En impeccable costume blanc cintré sur une chemise noire entrouverte, il avait de l’allure, une allure à la gitan, avec chevalière en or au petit doigt. Mais à la main gauche, seulement. A droite, la manche pendait, vide.
Il laissait entendre à qui le voulait bien qu’il avait perdu son bras droit lors d’un casse mouvementé, qui se serait achevé, pour lui, avec un joli magot dans la senestre mais une balle de 7x65 dans le biceps. « Impossible de la faire retirer à l’hosto. Ils auraient mandé les condés. J’ai laissé faire en serrant les dents mais la gangrène s’y est mise et, finalement, c’est le véto qui me l’a coupé. C’était ça ou j’y passais… »
Un soir, l’élégant quoique peu symétrique lascar décide de s’accorder un plaisir. Il se rend au casino, se choisit une machine à sous et prend sa place dans la rangée de joueurs. Regard hypnotisé, énorme seau sur le genou, on les croirait télétransportés en ligne depuis un multiplexe…
A force de perdre, notre homme finit par gagner la sympathie de son voisin, guère plus veinard. Leur seau vidé, ils scellent au bar leur camaraderie naissante.
Au deuxième whisky, le manchot ne se fait pas prier pour raconter à son comparse, intrigué, les fabuleuses aventures du bras droit disparu. « C’est que j’ai fait l’Afghanistan. Dans la Légion. Un soir qu’on progressait en furtif, à plat ventre dans la poussière, j’ai sauté sur une mine antipersonnel. Le cul que j’ai eu ! Ni la caboche, ni le buffet ; que le bras droit en viande hachée ! »
Apprenant, au verre suivant, que l’autre est gendarme, le bandit se félicite de n’avoir pas servi son histoire de braquage.
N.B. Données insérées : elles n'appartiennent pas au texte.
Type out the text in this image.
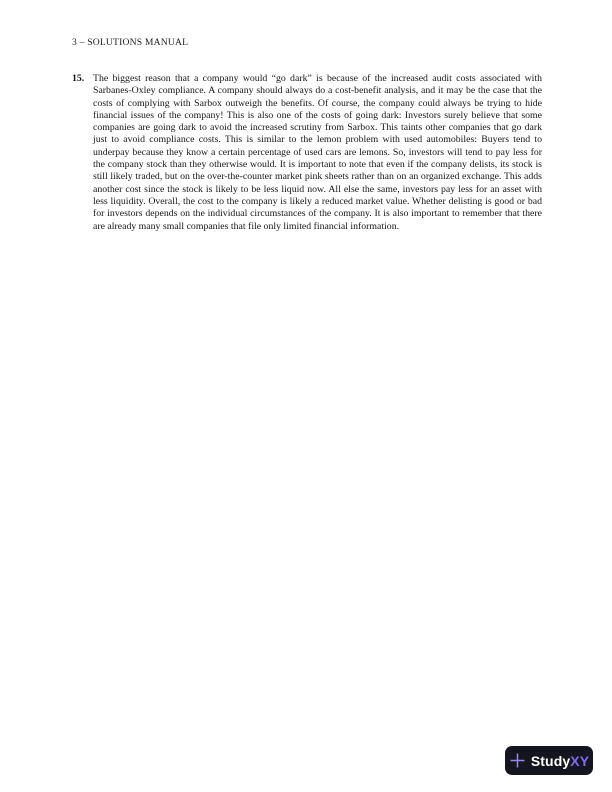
3 – SOLUTIONS MANUAL
15. The biggest reason that a company would “go dark” is because of the increased audit costs associated with Sarbanes-Oxley compliance. A company should always do a cost-benefit analysis, and it may be the case that the costs of complying with Sarbox outweigh the benefits. Of course, the company could always be trying to hide financial issues of the company! This is also one of the costs of going dark: Investors surely believe that some companies are going dark to avoid the increased scrutiny from Sarbox. This taints other companies that go dark just to avoid compliance costs. This is similar to the lemon problem with used automobiles: Buyers tend to underpay because they know a certain percentage of used cars are lemons. So, investors will tend to pay less for the company stock than they otherwise would. It is important to note that even if the company delists, its stock is still likely traded, but on the over-the-counter market pink sheets rather than on an organized exchange. This adds another cost since the stock is likely to be less liquid now. All else the same, investors pay less for an asset with less liquidity. Overall, the cost to the company is likely a reduced market value. Whether delisting is good or bad for investors depends on the individual circumstances of the company. It is also important to remember that there are already many small companies that file only limited financial information.
StudyXY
L’autre cependant n’a pas l’air redoutable, qui avoue ne quitter que rarement son plumard pour dépenser sa pension au casino. « Un gendarme, mais un gendarme couché ! » le chicane le Chico, et sur ce, l’entraîne au café de son quartier, où c’est la fête, avec tous ses poteaux, les bonnes femmes et les marmots.
A l’heure du crime - ou du petit Jésus dans la crèche, selon comme on entend la chose - parce qu’il a, sans doute, quelques grammes de trop, une version moins romantique de l’histoire échappe au truand : à cause d’un ralentisseur pris un peu vite, il aurait fait quelques tonneaux, assis à la place du mort. « J’avais le bras à la fenêtre, pour fumer sans déranger… »
Manifestement, la variante retombe à plat. L’assistance qui, l’instant d’avant, se pressait, avide, autour de lui, s’éparpille alors, déçue.
Si l’on peut tirer une morale de cette histoire de bandit manchot et de gendarme couché, c’est que la vérité n’est jamais sûre, et qu’une farce bien épicée fait mieux recette que nature.